25. Ahl (n. 3 above), 55f., uses 14.312 to illustrate the first principle of Varronian etymological wordplay, namely that the basic unit for purpose of play is not the word but the syllable, remarking that Macareus ‘comments aptly cum duce … meo Circe dum solA MORatur’.

26. Bömer, Franz, P. Ovidius Naso Metamorphosen (Heidelberg 1976), ii.219ad 4.766f.Google Scholar, explains cultusque genusque locorum represents ‘das Neue … das der Fremde von dem Einheimischen (oder umgekehrt …) wissen will’, but he does not produce any parallel instances, either from the Metamorphoses or from other works, of the stranger interrogating the native.
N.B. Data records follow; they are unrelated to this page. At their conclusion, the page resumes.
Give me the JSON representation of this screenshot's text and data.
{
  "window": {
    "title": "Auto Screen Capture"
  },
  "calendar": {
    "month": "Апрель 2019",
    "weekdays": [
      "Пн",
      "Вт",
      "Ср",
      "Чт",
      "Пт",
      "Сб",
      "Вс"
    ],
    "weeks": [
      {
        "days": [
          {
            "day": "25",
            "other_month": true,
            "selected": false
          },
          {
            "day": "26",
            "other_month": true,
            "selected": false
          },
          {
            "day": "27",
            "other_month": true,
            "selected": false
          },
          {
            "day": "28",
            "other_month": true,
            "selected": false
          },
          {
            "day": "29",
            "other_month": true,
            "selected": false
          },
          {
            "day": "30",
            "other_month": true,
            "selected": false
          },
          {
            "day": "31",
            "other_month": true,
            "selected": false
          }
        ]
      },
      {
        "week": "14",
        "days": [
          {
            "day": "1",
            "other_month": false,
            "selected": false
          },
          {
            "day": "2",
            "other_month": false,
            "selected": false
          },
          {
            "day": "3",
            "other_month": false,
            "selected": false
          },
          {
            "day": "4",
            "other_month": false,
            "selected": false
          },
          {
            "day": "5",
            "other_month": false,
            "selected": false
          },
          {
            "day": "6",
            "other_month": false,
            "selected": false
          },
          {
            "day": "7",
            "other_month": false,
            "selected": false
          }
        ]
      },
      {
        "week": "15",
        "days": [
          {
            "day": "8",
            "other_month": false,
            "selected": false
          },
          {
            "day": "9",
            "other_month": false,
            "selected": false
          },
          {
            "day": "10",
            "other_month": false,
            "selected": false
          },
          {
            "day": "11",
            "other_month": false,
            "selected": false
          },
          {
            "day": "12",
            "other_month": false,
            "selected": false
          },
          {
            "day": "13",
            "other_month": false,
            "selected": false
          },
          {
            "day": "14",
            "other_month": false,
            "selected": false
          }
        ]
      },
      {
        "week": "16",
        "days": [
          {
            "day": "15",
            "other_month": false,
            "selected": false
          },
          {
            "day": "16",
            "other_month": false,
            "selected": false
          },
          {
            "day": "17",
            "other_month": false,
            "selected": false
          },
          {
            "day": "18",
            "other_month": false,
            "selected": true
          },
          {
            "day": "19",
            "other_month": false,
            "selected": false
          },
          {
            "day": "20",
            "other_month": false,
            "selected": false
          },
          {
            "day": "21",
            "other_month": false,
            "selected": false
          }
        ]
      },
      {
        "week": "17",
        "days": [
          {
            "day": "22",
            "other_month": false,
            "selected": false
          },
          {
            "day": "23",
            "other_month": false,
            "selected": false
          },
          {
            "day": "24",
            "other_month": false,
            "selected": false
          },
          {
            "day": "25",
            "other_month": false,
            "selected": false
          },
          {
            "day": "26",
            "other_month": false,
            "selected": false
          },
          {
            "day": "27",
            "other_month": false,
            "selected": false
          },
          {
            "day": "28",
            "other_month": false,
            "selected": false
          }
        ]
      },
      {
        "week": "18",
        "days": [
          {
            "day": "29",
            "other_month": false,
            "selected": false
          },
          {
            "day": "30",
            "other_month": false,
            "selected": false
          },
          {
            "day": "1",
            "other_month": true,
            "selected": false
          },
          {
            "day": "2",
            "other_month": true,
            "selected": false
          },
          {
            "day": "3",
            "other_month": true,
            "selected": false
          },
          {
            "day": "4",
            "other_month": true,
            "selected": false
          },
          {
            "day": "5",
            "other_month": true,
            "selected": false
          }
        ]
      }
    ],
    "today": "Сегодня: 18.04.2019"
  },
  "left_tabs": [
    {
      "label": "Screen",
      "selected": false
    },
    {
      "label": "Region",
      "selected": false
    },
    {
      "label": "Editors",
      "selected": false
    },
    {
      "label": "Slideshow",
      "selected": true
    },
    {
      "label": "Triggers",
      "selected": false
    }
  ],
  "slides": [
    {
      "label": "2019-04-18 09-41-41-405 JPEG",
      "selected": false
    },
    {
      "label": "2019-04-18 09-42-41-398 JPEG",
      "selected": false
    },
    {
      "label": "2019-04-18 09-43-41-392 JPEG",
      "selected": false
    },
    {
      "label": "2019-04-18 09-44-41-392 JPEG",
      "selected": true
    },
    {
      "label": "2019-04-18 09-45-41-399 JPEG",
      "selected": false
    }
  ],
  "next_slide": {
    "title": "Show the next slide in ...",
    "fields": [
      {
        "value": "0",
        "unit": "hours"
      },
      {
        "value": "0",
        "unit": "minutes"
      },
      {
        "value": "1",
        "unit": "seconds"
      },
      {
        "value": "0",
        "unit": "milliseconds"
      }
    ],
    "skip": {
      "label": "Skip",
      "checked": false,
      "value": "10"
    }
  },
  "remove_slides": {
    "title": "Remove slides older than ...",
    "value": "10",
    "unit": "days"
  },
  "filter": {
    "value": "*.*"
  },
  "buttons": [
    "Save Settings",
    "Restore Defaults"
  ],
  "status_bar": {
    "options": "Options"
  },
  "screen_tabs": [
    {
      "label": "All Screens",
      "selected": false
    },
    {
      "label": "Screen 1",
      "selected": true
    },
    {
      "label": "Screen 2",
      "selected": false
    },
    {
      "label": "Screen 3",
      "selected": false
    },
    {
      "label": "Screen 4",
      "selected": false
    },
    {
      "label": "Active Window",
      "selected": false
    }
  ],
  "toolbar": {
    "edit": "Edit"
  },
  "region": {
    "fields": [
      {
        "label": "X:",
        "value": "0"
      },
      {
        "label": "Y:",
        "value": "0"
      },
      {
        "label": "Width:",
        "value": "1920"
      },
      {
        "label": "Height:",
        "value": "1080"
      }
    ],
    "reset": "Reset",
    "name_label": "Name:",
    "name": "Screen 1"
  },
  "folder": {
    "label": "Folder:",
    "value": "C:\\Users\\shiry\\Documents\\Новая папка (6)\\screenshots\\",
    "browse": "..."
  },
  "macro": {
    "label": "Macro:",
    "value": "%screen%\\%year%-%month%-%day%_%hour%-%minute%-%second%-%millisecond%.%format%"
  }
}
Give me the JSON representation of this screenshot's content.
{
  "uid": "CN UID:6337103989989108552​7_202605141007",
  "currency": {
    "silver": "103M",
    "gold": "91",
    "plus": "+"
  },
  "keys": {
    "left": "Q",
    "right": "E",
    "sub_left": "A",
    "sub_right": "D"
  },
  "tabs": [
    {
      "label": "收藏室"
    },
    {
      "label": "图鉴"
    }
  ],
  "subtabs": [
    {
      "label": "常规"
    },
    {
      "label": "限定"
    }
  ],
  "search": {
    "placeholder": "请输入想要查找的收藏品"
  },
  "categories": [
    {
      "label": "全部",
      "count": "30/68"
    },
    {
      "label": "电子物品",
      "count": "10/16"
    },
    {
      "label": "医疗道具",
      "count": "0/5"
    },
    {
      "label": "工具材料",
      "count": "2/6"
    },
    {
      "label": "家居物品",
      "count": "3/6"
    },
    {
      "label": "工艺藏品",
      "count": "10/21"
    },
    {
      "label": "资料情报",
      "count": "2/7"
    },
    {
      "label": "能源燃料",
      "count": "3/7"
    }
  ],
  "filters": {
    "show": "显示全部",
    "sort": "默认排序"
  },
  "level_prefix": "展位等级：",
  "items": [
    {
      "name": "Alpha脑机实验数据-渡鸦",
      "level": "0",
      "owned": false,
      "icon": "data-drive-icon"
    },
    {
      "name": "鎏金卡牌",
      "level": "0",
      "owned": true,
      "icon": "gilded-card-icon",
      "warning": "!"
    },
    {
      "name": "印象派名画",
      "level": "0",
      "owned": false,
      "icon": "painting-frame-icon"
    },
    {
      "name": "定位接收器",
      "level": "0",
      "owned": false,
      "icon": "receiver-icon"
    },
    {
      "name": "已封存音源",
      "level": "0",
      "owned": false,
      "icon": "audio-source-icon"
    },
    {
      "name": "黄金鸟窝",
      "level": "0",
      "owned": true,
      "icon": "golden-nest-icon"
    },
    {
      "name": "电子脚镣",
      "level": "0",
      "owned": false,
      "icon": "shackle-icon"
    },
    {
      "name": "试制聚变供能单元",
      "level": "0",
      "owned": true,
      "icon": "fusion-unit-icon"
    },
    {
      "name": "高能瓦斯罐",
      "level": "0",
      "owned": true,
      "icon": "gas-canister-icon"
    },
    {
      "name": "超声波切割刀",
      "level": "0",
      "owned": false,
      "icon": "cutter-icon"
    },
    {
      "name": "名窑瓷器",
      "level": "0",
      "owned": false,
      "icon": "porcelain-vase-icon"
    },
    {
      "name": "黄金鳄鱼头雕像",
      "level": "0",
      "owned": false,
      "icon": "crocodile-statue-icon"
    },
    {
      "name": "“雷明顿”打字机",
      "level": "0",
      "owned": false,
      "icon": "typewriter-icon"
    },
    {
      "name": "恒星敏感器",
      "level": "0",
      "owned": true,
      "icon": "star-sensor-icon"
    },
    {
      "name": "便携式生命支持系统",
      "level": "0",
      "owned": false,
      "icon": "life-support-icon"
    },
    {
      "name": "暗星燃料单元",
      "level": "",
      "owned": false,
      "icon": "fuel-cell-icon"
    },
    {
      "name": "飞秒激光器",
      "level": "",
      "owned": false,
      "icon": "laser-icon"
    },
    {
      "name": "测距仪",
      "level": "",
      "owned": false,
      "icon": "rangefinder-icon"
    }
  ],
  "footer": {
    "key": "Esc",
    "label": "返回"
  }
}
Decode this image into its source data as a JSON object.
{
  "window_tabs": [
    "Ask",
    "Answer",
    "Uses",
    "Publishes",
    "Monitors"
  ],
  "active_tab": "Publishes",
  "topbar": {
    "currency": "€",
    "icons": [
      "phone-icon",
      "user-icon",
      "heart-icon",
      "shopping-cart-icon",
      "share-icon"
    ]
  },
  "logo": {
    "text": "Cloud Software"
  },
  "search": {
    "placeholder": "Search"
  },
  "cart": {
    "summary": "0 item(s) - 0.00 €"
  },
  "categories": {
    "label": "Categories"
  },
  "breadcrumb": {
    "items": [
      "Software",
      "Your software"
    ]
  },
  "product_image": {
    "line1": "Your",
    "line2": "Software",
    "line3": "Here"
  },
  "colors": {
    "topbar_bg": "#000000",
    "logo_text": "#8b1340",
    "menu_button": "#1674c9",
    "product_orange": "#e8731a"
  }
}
On the same page ad 4.765f., he cites the prototype of the tales of Odysseus, and the parallel of Dido and Aeneas, for the fact that ‘nach dem Mahle kommen Erzählungen und Berichte zu ihrem Recht’. Gieseking (n. 14 above), also discusses banquets (and conversations generally) as the frame for tales in the Metamorphoses (36–40), and banquets as frames in Ovid’s predecessors Homer, Apollonius and Callimachus (67–73). The Ovidian versions of the heroes Perseus, Theseus, Ulysses and Aeneas are peculiarly reticent about themselves, especially in comparison with Homer’s Odysseus and Virgil’s Aeneas. For the latter two, Ovid substitutes other fictional narrators’ accounts of the adventures or events contemporary with them, in that technique I call surrogation.

27. For this idea, and the insight about the phrase non falsa pericula, I am indebted to Professor Sara Mack, both for the MS. of her work in progress on Ovid for the Ttale University Press ‘Hermes’ series which she generously showed me, and for conversations we have had about various aspects of the Metamorphoses.